Ob die G-7 sich in Dresden auf ein gemeinsames Vorgehen gegenüber der Sowjetunion und ihren Republiken geeinigt haben, konnten die JournalistInnen nicht erfahren. So blühte die Spekulation in der Hotelbar. Der gewöhnlich gut unterrichtete Redakteur einer deutschen Wirtschafts-Tageszeitung war sicher, daß sich die G-7-Finanzminister noch vor Bangkok in Moskau mit Gorbatschow treffen würden.
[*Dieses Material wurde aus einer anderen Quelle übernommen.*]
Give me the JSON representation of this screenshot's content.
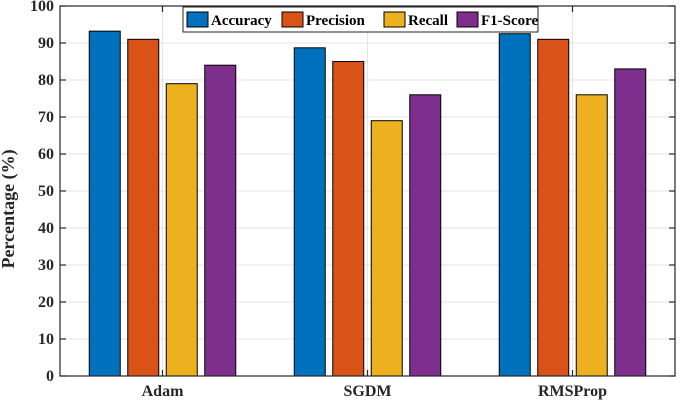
{
  "chart_data": {
    "type": "bar",
    "title": "",
    "xlabel": "",
    "ylabel": "Percentage (%)",
    "ylim": [
      0,
      100
    ],
    "yticks": [
      0,
      10,
      20,
      30,
      40,
      50,
      60,
      70,
      80,
      90,
      100
    ],
    "grid": true,
    "legend_position": "top-center",
    "categories": [
      "Adam",
      "SGDM",
      "RMSProp"
    ],
    "series": [
      {
        "name": "Accuracy",
        "color": "#0072BD",
        "values": [
          93.2,
          88.7,
          92.5
        ]
      },
      {
        "name": "Precision",
        "color": "#D95319",
        "values": [
          91,
          85,
          91
        ]
      },
      {
        "name": "Recall",
        "color": "#EDB120",
        "values": [
          79,
          69,
          76
        ]
      },
      {
        "name": "F1-Score",
        "color": "#7E2F8E",
        "values": [
          84,
          76,
          83
        ]
      }
    ]
  }
}
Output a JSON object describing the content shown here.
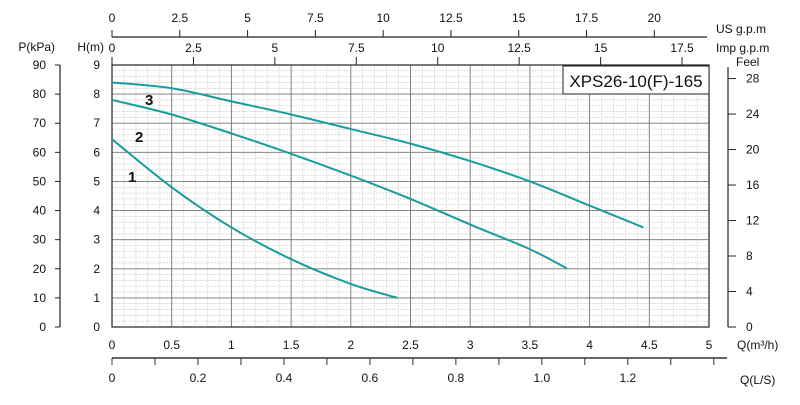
{
  "chart_data": {
    "type": "line",
    "title": "XPS26-10(F)-165",
    "xlabel": "Q(m³/h)",
    "ylabel": "H(m)",
    "xlim": [
      0,
      5
    ],
    "ylim": [
      0,
      9
    ],
    "grid": true,
    "x_ticks": [
      "0",
      "0.5",
      "1",
      "1.5",
      "2",
      "2.5",
      "3",
      "3.5",
      "4",
      "4.5",
      "5"
    ],
    "y_ticks": [
      "0",
      "1",
      "2",
      "3",
      "4",
      "5",
      "6",
      "7",
      "8",
      "9"
    ],
    "secondary_axes": {
      "pressure": {
        "label": "P(kPa)",
        "ticks": [
          "0",
          "10",
          "20",
          "30",
          "40",
          "50",
          "60",
          "70",
          "80",
          "90"
        ]
      },
      "feet": {
        "label": "Feel",
        "ticks": [
          "0",
          "4",
          "8",
          "12",
          "16",
          "20",
          "24",
          "28"
        ]
      },
      "us_gpm": {
        "label": "US  g.p.m",
        "ticks": [
          "0",
          "2.5",
          "5",
          "7.5",
          "10",
          "12.5",
          "15",
          "17.5",
          "20"
        ]
      },
      "imp_gpm": {
        "label": "Imp  g.p.m",
        "ticks": [
          "0",
          "2.5",
          "5",
          "7.5",
          "10",
          "12.5",
          "15",
          "17.5"
        ]
      },
      "liters_per_second": {
        "label": "Q(L/S)",
        "ticks": [
          "0",
          "0.2",
          "0.4",
          "0.6",
          "0.8",
          "1.0",
          "1.2"
        ]
      }
    },
    "line_color": "#1a9c9c",
    "series": [
      {
        "name": "1",
        "x": [
          0,
          0.5,
          1,
          1.5,
          2,
          2.39
        ],
        "y": [
          6.45,
          4.8,
          3.42,
          2.33,
          1.48,
          1.0
        ]
      },
      {
        "name": "2",
        "x": [
          0,
          0.5,
          1,
          1.5,
          2,
          2.5,
          3,
          3.5,
          3.81
        ],
        "y": [
          7.8,
          7.3,
          6.65,
          5.95,
          5.2,
          4.4,
          3.52,
          2.67,
          2.01
        ]
      },
      {
        "name": "3",
        "x": [
          0,
          0.5,
          1,
          1.5,
          2,
          2.5,
          3,
          3.5,
          4,
          4.45
        ],
        "y": [
          8.4,
          8.2,
          7.75,
          7.3,
          6.8,
          6.3,
          5.7,
          5.0,
          4.17,
          3.42
        ]
      }
    ]
  }
}
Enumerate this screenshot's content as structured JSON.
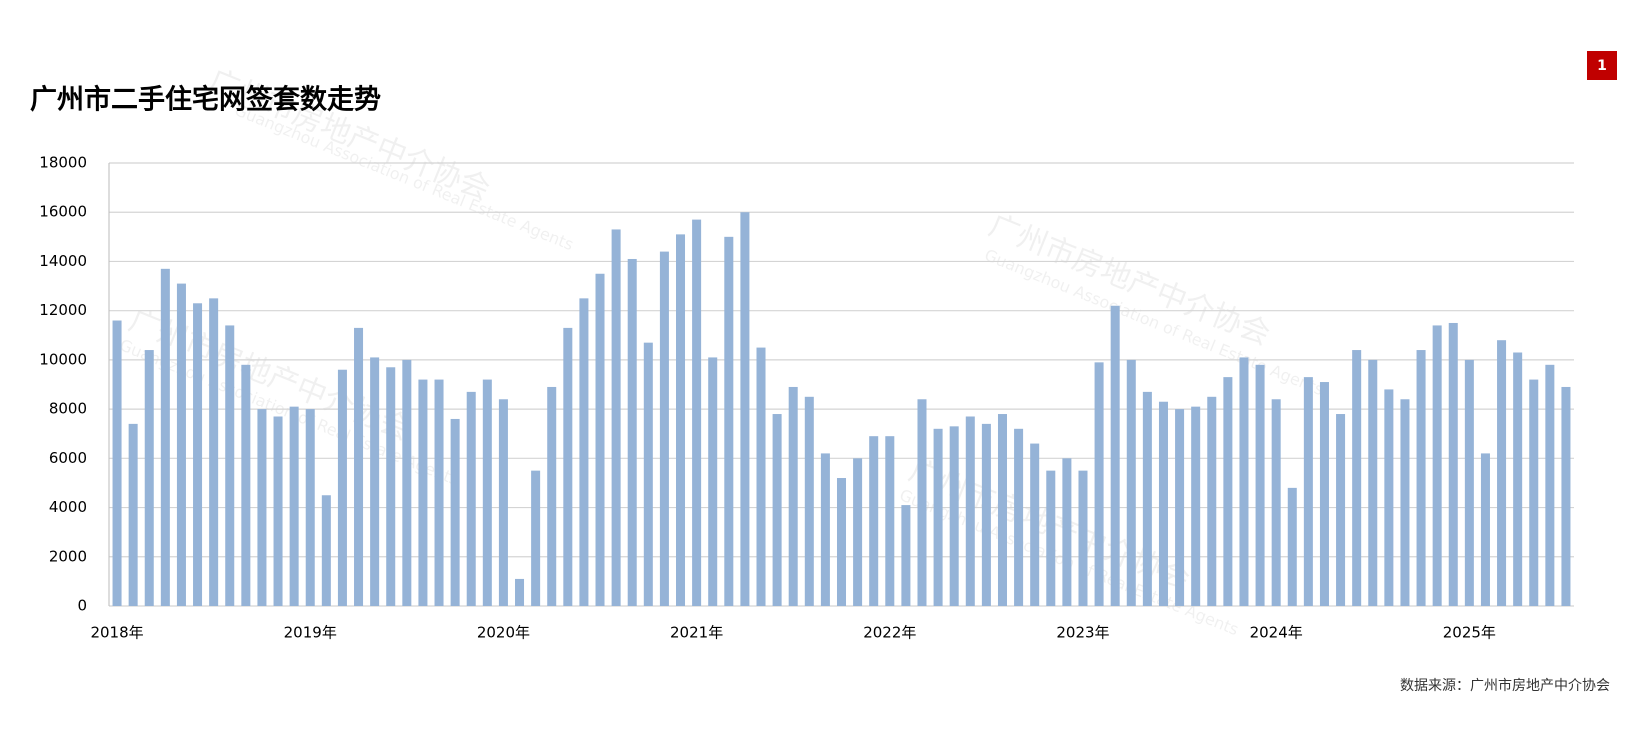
{
  "chart_data": {
    "type": "bar",
    "title": "广州市二手住宅网签套数走势",
    "page_number": "1",
    "source": "数据来源：广州市房地产中介协会",
    "watermark": {
      "cn": "广州市房地产中介协会",
      "en": "Guangzhou Association of Real Estate Agents"
    },
    "categories": [
      "2018年",
      null,
      null,
      null,
      null,
      null,
      null,
      null,
      null,
      null,
      null,
      null,
      "2019年",
      null,
      null,
      null,
      null,
      null,
      null,
      null,
      null,
      null,
      null,
      null,
      "2020年",
      null,
      null,
      null,
      null,
      null,
      null,
      null,
      null,
      null,
      null,
      null,
      "2021年",
      null,
      null,
      null,
      null,
      null,
      null,
      null,
      null,
      null,
      null,
      null,
      "2022年",
      null,
      null,
      null,
      null,
      null,
      null,
      null,
      null,
      null,
      null,
      null,
      "2023年",
      null,
      null,
      null,
      null,
      null,
      null,
      null,
      null,
      null,
      null,
      null,
      "2024年",
      null,
      null,
      null,
      null,
      null,
      null,
      null,
      null,
      null,
      null,
      null,
      "2025年",
      null,
      null,
      null,
      null,
      null,
      null
    ],
    "values": [
      11600,
      7400,
      10400,
      13700,
      13100,
      12300,
      12500,
      11400,
      9800,
      8000,
      7700,
      8100,
      8000,
      4500,
      9600,
      11300,
      10100,
      9700,
      10000,
      9200,
      9200,
      7600,
      8700,
      9200,
      8400,
      1100,
      5500,
      8900,
      11300,
      12500,
      13500,
      15300,
      14100,
      10700,
      14400,
      15100,
      15700,
      10100,
      15000,
      16000,
      10500,
      7800,
      8900,
      8500,
      6200,
      5200,
      6000,
      6900,
      6900,
      4100,
      8400,
      7200,
      7300,
      7700,
      7400,
      7800,
      7200,
      6600,
      5500,
      6000,
      5500,
      9900,
      12200,
      10000,
      8700,
      8300,
      8000,
      8100,
      8500,
      9300,
      10100,
      9800,
      8400,
      4800,
      9300,
      9100,
      7800,
      10400,
      10000,
      8800,
      8400,
      10400,
      11400,
      11500,
      10000,
      6200,
      10800,
      10300,
      9200,
      9800,
      8900
    ],
    "color": "#95b3d7",
    "ylim": [
      0,
      18000
    ],
    "yticks": [
      0,
      2000,
      4000,
      6000,
      8000,
      10000,
      12000,
      14000,
      16000,
      18000
    ],
    "grid": true
  }
}
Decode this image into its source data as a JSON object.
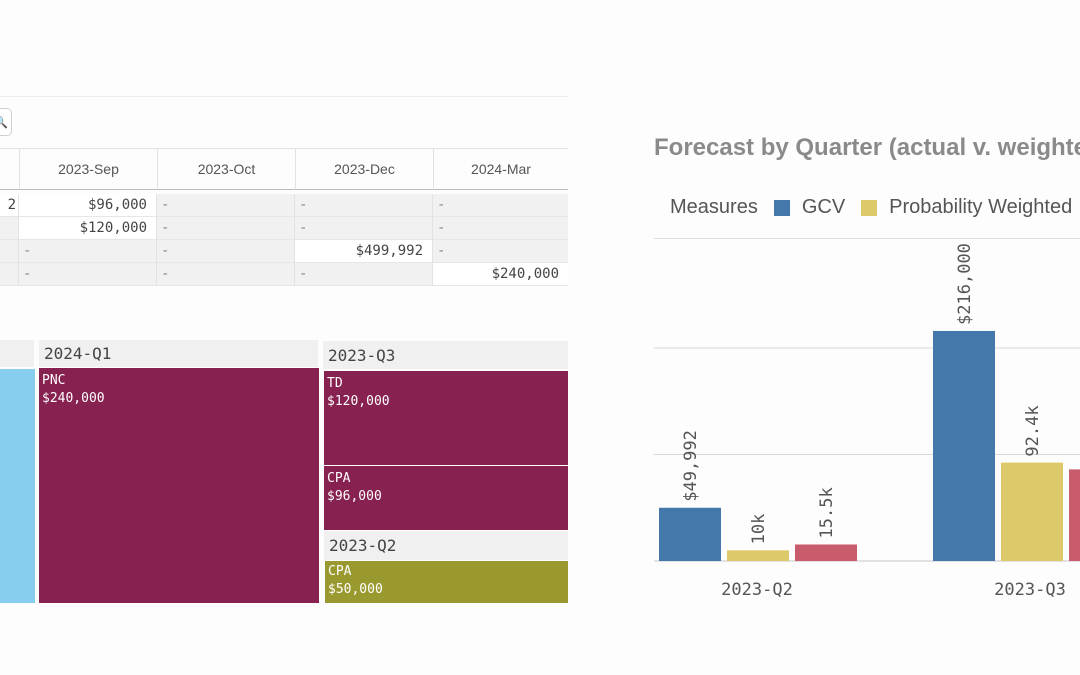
{
  "table": {
    "columns": [
      "2023-Sep",
      "2023-Oct",
      "2023-Dec",
      "2024-Mar"
    ],
    "clipped_value": "2",
    "rows": [
      [
        "$96,000",
        "-",
        "-",
        "-"
      ],
      [
        "$120,000",
        "-",
        "-",
        "-"
      ],
      [
        "-",
        "-",
        "$499,992",
        "-"
      ],
      [
        "-",
        "-",
        "-",
        "$240,000"
      ]
    ]
  },
  "treemap": {
    "groups": [
      {
        "label": "2024-Q1",
        "items": [
          {
            "name": "PNC",
            "value": "$240,000",
            "color": "#872150"
          }
        ]
      },
      {
        "label": "2023-Q3",
        "items": [
          {
            "name": "TD",
            "value": "$120,000",
            "color": "#872150"
          },
          {
            "name": "CPA",
            "value": "$96,000",
            "color": "#872150"
          }
        ]
      },
      {
        "label": "2023-Q2",
        "items": [
          {
            "name": "CPA",
            "value": "$50,000",
            "color": "#9a9930"
          }
        ]
      }
    ],
    "clipped_color": "#87cded"
  },
  "chart": {
    "title": "Forecast by Quarter (actual v. weighted)",
    "legend_title": "Measures",
    "legend_items": [
      {
        "name": "GCV",
        "color": "#4477aa"
      },
      {
        "name": "Probability Weighted",
        "color": "#ddc86a"
      }
    ]
  },
  "chart_data": {
    "type": "bar",
    "categories": [
      "2023-Q2",
      "2023-Q3"
    ],
    "series": [
      {
        "name": "GCV",
        "color": "#4477aa",
        "values": [
          49992,
          216000
        ],
        "labels": [
          "$49,992",
          "$216,000"
        ]
      },
      {
        "name": "Probability Weighted",
        "color": "#ddc86a",
        "values": [
          10000,
          92400
        ],
        "labels": [
          "10k",
          "92.4k"
        ]
      },
      {
        "color": "#c85c6c",
        "values": [
          15500,
          86000
        ],
        "labels": [
          "15.5k",
          ""
        ]
      }
    ],
    "ylim": [
      0,
      400000
    ],
    "grid": true
  }
}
Ein italienischer Kollege hielt das angesichts der ministerialen Terminkalender für unwahrscheinlich: Wenn US-Finanzminister Nicholas Brady heute nach Moskau fliegt und Theo Waigel am Sonntag, dann würde doch Brady sicher nicht vier Tage bloß so in Moskau herumhängen...

Ein dritter Journalist bastelte gar an einer Verschwörungstheorie, nach der die US-Amerikaner die Deutschen ausbooten wollen: Erst würde die US-Regierung die Sowjets als schlechte Schuldner darstellen, bis Bonn auf internationalem Polit- Parkett wegen der immer neuen Zahlungen in das Faß ohne Boden dumm dastünde. Dann würde die US-Regierung einen klugen Sanierungsplan für die Sowjetwirtschaft aus der Tasche ziehen und den Deutschen damit den Rang eins auf der Moskauer Beliebtheitsskala ablaufen. Und wenn es dann ans Geschäftemachen ginge, würden US-Firmen das Rennen vor den Deutschen machen... Bis zum Treffen in Bangkok darf weiter spekuliert werden.